A Yale-led research team has developed the first standalone device that produces the liquid fuel methanol using only sunlight, water, and carbon dioxide as the ingredients.

The artificial “leaf,” like its namesake in nature, is a chemistry marvel. It brings the scientific mimicry of photosynthesis — the process of converting sunlight and water into chemical energy — to a new level, converting sunlight to methanol 32 times more efficiently than the previous conversion record for artificial leaf technologies that generate alcohol products.

What You Need to Know

What is photosynthesis?

Photosynthesis is the process in nature by which plants (plus algae and certain bacteria) convert sunlight into chemical energy, transforming carbon dioxide and water into glucose and releasing oxygen into the atmosphere.

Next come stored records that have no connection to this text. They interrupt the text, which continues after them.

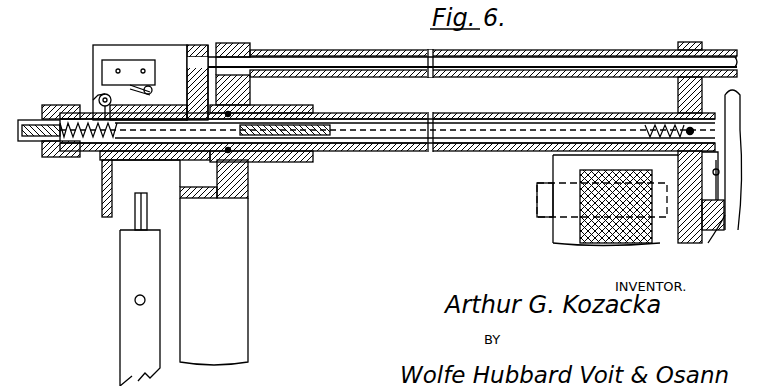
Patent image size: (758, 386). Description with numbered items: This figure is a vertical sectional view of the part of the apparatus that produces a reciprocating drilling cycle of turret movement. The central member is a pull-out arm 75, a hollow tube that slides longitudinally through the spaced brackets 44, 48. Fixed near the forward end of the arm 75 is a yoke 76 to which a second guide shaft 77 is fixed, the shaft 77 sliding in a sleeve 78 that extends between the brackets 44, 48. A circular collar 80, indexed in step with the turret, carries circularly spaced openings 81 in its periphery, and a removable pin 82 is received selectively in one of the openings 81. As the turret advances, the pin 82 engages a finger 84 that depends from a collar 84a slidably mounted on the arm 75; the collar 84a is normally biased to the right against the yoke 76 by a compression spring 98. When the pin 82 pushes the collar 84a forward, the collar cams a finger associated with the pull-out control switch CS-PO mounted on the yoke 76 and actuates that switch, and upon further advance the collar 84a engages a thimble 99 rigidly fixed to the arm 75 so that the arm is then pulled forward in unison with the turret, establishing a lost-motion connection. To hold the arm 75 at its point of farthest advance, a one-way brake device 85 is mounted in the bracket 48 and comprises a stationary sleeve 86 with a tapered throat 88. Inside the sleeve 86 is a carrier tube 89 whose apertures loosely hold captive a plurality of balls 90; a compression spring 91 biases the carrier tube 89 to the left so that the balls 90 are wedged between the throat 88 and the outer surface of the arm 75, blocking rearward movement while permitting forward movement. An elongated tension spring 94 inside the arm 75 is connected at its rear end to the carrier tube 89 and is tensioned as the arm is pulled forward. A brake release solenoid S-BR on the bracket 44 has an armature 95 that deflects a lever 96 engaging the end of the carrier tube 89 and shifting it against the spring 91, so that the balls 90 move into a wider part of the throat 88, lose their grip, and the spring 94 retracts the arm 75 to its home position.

The pull-out control switch CS-PO is at (128, 68).
The yoke 76 is at (199, 45).
The second guide shaft 77 is at (305, 61).
The sleeve 78 is at (375, 50).
The bracket 44 is at (697, 42).
The compression spring 98 is at (88, 118).
The thimble 99 is at (48, 156).
The finger 84 is at (102, 205).
The collar 84a is at (136, 152).
The tapered throat 88 is at (203, 160).
The pin 82 is at (135, 215).
The circular collar 80 is at (130, 251).
The openings 81 is at (135, 300).
The bracket 48 is at (232, 288).
The stationary sleeve 86 is at (262, 162).
The balls 90 is at (245, 198).
The one-way brake device 85 is at (258, 104).
The compression spring 91 is at (325, 113).
The pull-out arm 75 is at (395, 97).
The carrier tube 89 is at (425, 113).
The tension spring 94 is at (658, 113).
The brake release solenoid S-BR is at (585, 182).
The armature 95 is at (677, 222).
The lever 96 is at (722, 226).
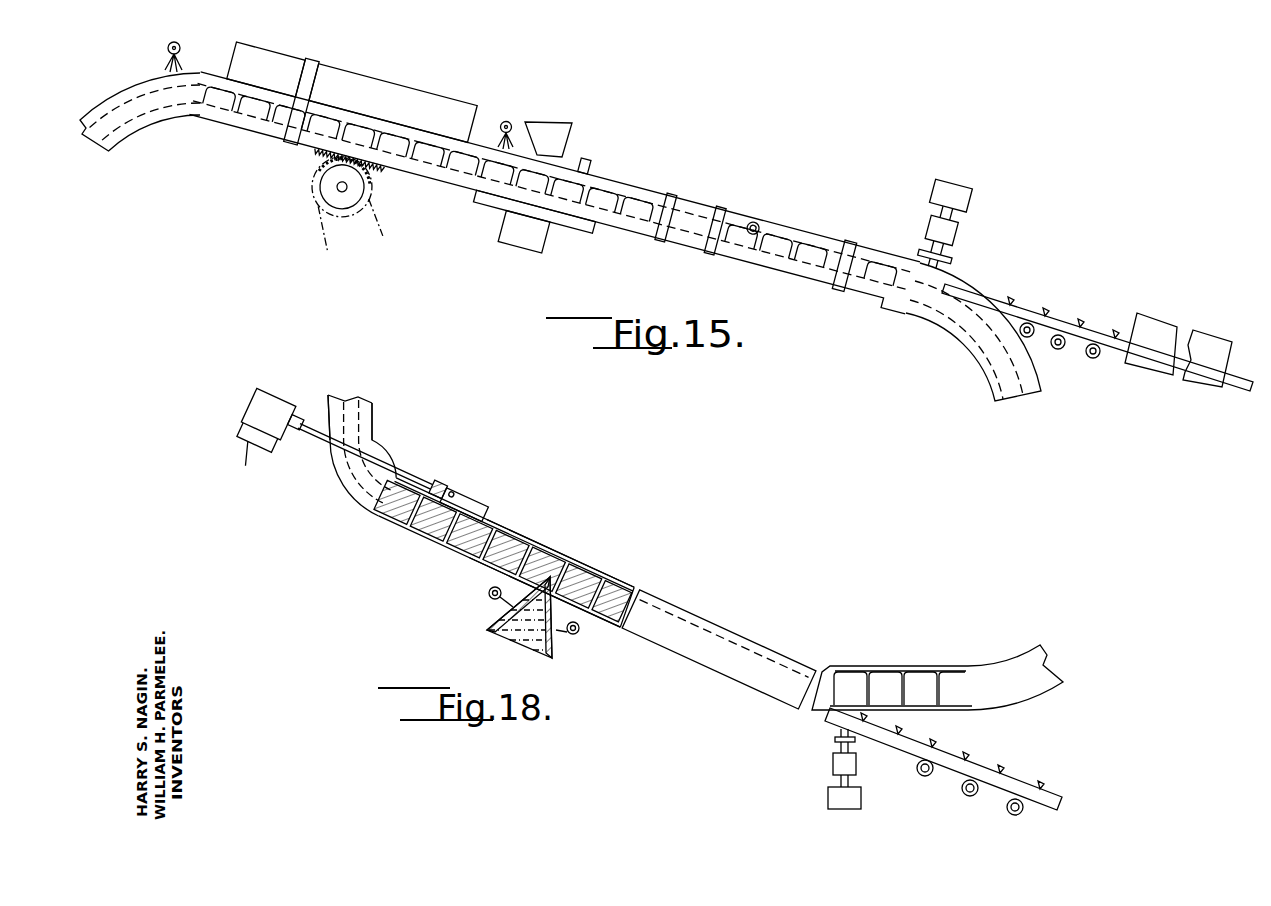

What is an artificial leaf?

An artificial leaf replicates photosynthesis by using catalysts and sunlight to convert carbon dioxide and water into chemical fuels.

How is the new, Yale-led artificial leaf concept distinct?

The artificial leaf developed in the lab of Yale chemist Hailiang Wang and funded by the Center for Hybrid Approaches in Solar Energy to Liquid Fuels (CHASE) is the first standalone device that produces the liquid fuel methanol using only sunlight, water, and carbon dioxide as the ingredients. 

“This looks promising, with a concept that is comparable to what nature does,” said Hailiang Wang, a professor of chemistry in Yale’s Faculty of Arts and Sciences, member of the Yale Energy Sciences Institute and Yale Center for Natural Carbon Capture, and senior author of a new study in the Journal of the American Chemical Society. “From the moment that we saw the first results it was super exciting.”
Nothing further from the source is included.